Saturday, July 30, 2011

Another Black man tased to death by police

By Larry Hales
Published Jul 29, 2011 7:29 AM


“He looked right at me and said, ‘Babe, help me I’m dying.’” These were Alonzo Ashley’s last words to his companion, Elaina, words she said in tears to an interviewer for the Denver FOX News affiliate.

Ashley at the time was on the ground after a contact taser was used by Denver Police to subdue him, leading him to convulse and then become unconscious.

The incident occurred at the Denver Zoo July 18, where, according to Ashley’s family, he had gone three times in one week. Zoo officials said one of their staff had seen Ashley passed out near the elephant exhibit. When zoo security responded, Ashley was drinking from a water fountain and wetting his head. Elaina says that earlier he had vomited.

Ashley asked the zoo security to go away several times, but instead of leaving the couple alone or calling for medical help for someone exhibiting signs of a heat-related illness, zoo security called the Denver police.

Eighteen police cars showed up on the scene, and the end result was another young Black man, 29-year-old Ashley, killed.

Extreme high temperatures starting in the mid-90s and in many instances exceeding the 100-degree mark have lasted for weeks throughout the U.S. Dozens, mainly in the Midwest, have died due to heat-related illness. According to Elaina, Ashley was suffering from heat stroke, with symptoms that include restlessness, anxiety, vomiting, unconsciousness and heavy sweating.

Since Ashley’s death, both zoo and the police officials have gone on the offensive to try to depict the victim as unruly and drug addicted.

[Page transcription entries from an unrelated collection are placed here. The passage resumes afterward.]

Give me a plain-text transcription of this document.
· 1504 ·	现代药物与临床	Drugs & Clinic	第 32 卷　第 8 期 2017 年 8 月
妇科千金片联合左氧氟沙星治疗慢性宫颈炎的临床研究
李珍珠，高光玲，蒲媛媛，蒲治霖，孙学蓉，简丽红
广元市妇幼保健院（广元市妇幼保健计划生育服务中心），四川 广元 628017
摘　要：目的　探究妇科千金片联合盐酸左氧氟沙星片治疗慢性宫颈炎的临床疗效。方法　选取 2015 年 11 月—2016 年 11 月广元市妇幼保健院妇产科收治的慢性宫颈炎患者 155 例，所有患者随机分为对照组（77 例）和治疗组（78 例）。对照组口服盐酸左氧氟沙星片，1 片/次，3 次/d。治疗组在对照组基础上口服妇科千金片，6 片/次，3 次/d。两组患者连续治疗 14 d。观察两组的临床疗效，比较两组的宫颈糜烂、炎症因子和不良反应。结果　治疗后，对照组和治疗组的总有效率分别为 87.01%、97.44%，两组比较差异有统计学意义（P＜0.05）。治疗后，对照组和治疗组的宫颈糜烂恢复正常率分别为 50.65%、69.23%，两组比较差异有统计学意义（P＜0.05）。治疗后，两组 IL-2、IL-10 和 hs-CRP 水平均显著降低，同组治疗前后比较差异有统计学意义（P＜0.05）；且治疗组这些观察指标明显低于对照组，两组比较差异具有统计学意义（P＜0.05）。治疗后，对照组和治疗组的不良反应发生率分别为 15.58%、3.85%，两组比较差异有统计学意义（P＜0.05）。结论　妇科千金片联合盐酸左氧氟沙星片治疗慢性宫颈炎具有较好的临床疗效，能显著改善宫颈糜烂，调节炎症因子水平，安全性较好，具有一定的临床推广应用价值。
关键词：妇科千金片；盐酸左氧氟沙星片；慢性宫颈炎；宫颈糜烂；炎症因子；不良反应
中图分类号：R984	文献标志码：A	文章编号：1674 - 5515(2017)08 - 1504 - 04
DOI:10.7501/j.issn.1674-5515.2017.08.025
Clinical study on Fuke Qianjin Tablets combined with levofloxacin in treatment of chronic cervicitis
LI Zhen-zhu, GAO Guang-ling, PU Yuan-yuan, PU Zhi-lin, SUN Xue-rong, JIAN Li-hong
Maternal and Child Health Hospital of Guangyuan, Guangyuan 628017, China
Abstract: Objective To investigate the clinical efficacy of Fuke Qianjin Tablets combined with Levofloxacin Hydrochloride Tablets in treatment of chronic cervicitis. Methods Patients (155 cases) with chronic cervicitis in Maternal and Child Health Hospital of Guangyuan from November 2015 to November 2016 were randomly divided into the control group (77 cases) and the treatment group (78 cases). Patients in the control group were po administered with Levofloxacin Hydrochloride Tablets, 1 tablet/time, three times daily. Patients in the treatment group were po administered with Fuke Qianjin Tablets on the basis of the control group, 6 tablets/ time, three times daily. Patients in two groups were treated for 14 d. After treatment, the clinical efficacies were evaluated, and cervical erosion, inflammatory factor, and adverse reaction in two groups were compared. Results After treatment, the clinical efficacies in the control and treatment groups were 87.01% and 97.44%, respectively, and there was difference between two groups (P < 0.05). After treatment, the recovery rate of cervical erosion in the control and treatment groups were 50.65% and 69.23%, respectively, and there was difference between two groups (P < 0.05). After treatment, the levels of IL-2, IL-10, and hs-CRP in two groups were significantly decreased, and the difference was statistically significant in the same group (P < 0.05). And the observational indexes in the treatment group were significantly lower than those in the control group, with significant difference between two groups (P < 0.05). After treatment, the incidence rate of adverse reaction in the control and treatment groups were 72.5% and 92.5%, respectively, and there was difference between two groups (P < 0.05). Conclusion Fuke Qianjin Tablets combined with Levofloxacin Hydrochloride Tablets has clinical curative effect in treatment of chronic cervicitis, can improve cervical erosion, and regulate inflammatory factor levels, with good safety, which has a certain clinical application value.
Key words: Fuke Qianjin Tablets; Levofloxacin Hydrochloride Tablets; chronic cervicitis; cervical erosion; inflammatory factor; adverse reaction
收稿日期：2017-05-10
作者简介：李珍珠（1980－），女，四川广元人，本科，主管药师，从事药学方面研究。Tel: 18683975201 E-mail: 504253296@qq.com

The Denver Zoo is claiming that Ashley began saying to the staff that he was a “lion” and that when security was calling the police he attacked them. Sonny Jackson, Denver Police Department spokesperson, says Ashley was acting irrationally and that when police tried to subdue him, he had “extraordinary strength.”

Denver Police stated that they were only called because of a domestic dispute, which contradicts the zoo officials’ account. Elaina says there was no domestic dispute.

This is the second time in a year that the claim of “extraordinary strength” was used as an excuse for the police agency to act violently. Marvin Booker, a 53-year-old homeless Black male, a street preacher who weighed only 135 pounds, was tased and pinned down by five sheriff’s deputies in the Denver County Jail because they would not let him retrieve his shoes. Booker died, and the sheriff’s deputies were cleared of any wrongdoing.

The brutality or death of a person of color at the hands of a police agency in the Colorado Front Range, which includes Denver, Aurora, Colorado Springs, Greeley and seven other localities, is nothing new. Statewide victims of police brutality over the past 10 years include Paul Childs, Frank Lobato, Greg Smith, Harrison Owens, Jamaal Bonner, Michael DeHerrera, Shawn Johnson, Marvin Booker, Cassidy Rice and Loree McCormick Rice.

Add Alonzo Ashley to the list. His only crime was that he chose to go to the zoo while Black, suffered from a heat-related illness, and tried to cool himself off.

His family now fights for justice and to defend him from the police allegations, and his companion is left to miss her “best friend and lover.”